Аня Лиду своим нетерпением немного раздражала. Делать ей ничего не хотелось, творческого зуда не было, и Лида спокойно ждала хотя бы незначительного вдохновения, которое всегда к ней приходило в последнюю минуту. Пока летние мероприятия со спектаклем вовсе не были для нее приоритетом. 'Все-таки мать как была, так и остается учительницей. Суетится, и всех хочет заставить суетиться. Бежит впереди паровоза, а зачем? Все будет, но вовсе необязательно в том темпе, в котором она хочет' – думала Лида, спокойно занимаясь своими делами. Она прекрасно видела, что мать хочет побыстрее начать репетировать, 'гореть' и руководить, хотя … может руководить она и не хочет, надеется, что она, Лида, все возьмет на себя. Но, это зря.

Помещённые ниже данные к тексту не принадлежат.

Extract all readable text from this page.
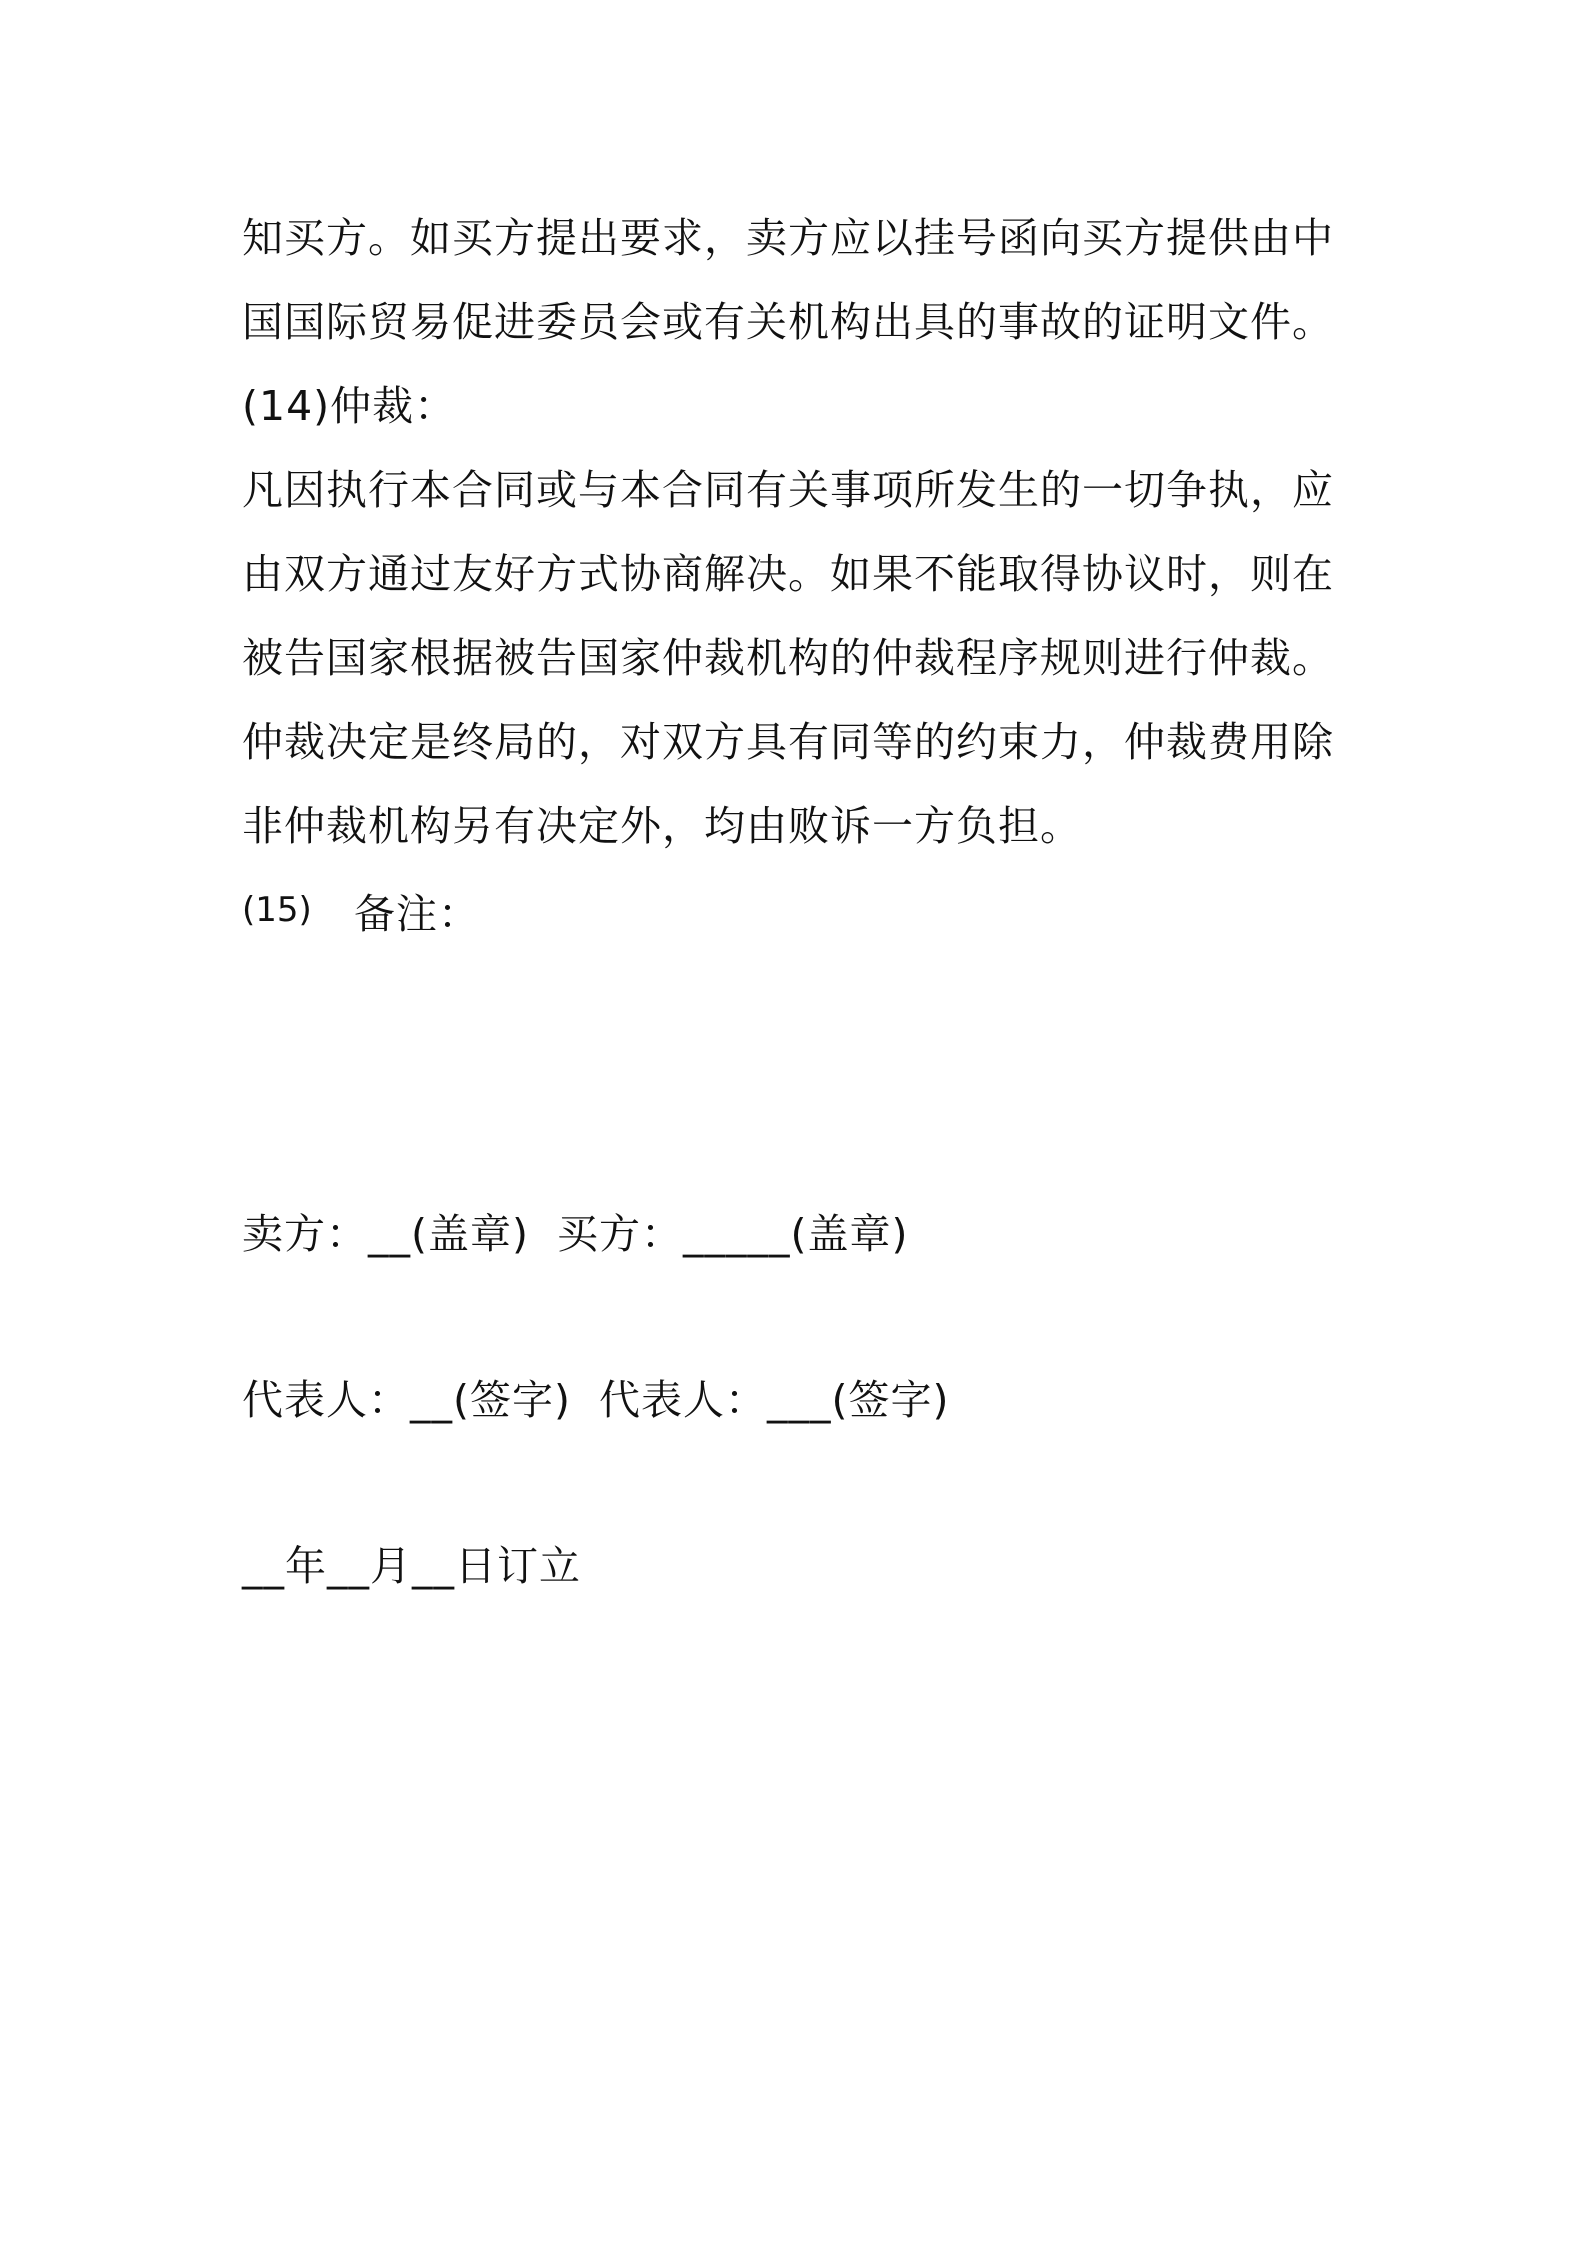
知买方。如买方提出要求，卖方应以挂号函向买方提供由中
国国际贸易促进委员会或有关机构出具的事故的证明文件。
(14)仲裁：
凡因执行本合同或与本合同有关事项所发生的一切争执，应
由双方通过友好方式协商解决。如果不能取得协议时，则在
被告国家根据被告国家仲裁机构的仲裁程序规则进行仲裁。
仲裁决定是终局的，对双方具有同等的约束力，仲裁费用除
非仲裁机构另有决定外，均由败诉一方负担。
(15)	备注：
卖方：__(盖章)  买方：_____(盖章)
代表人：__(签字)  代表人：___(签字)
__年__月__日订立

С другой стороны Лида понимала, что мать ни в коем случае нельзя вслух укорять в излишней активности. Она обязательно полезет в бутылку, причем сделает это не в открытой, бурной форме, а молчком, станет холодна, отстраненна, перестанет проявлять любую инициативу, в общем сумеет дать понять, что она 'надулась'. Мать умела так делать.
Если Лиду немного раздражала мамина 'учительская' жилка, то было нечто, за что она ее очень уважала: мать умела взять себя в руки, практически по любому поводу. Сейчас она интенсивно тренировалась на тредмиле и сидела на строжайшей диете. Результаты превзошли все ожидания: мать было не узнать! Подобралась, подсохла, стала подвижней … какая молодец, вот если бы не ее бьющий через край энтузиазм насчет 'эстетического воспитания' детей… Стало уже трудно сопротивляться этому вихрю. Почему-то вспоминалась мамина деятельность как классного руководителя. А может это было хорошо, некоторые вещи не меняются. Мама – действительно творческий и энергичный человек, лидер. Это она, Лида – ленива. Что тут сделаешь. Сделать было можно, только Лида не хотела. Интересно, а Катька замечает что-нибудь в матери новое.
Начались каникулы. Была уже середина июня. Самое чудесное время, свежая зелень, тепло, но не жарко. Они все пришли к родителям на террасу. Мама приготовила летнюю закуску, мясо отец жарил на гриле, был фруктовый торт. Лида, наслаждаясь покоем, вовсе не спешила помогать:
– Кать, ты заметила, как мама похудела?
– Похудела? Я не вижу. Мама – как мама.
– Кать, ну ты даешь! Еще как похудела. От нее половина осталась. Она уже почти такая, как мы с тобой. Нет?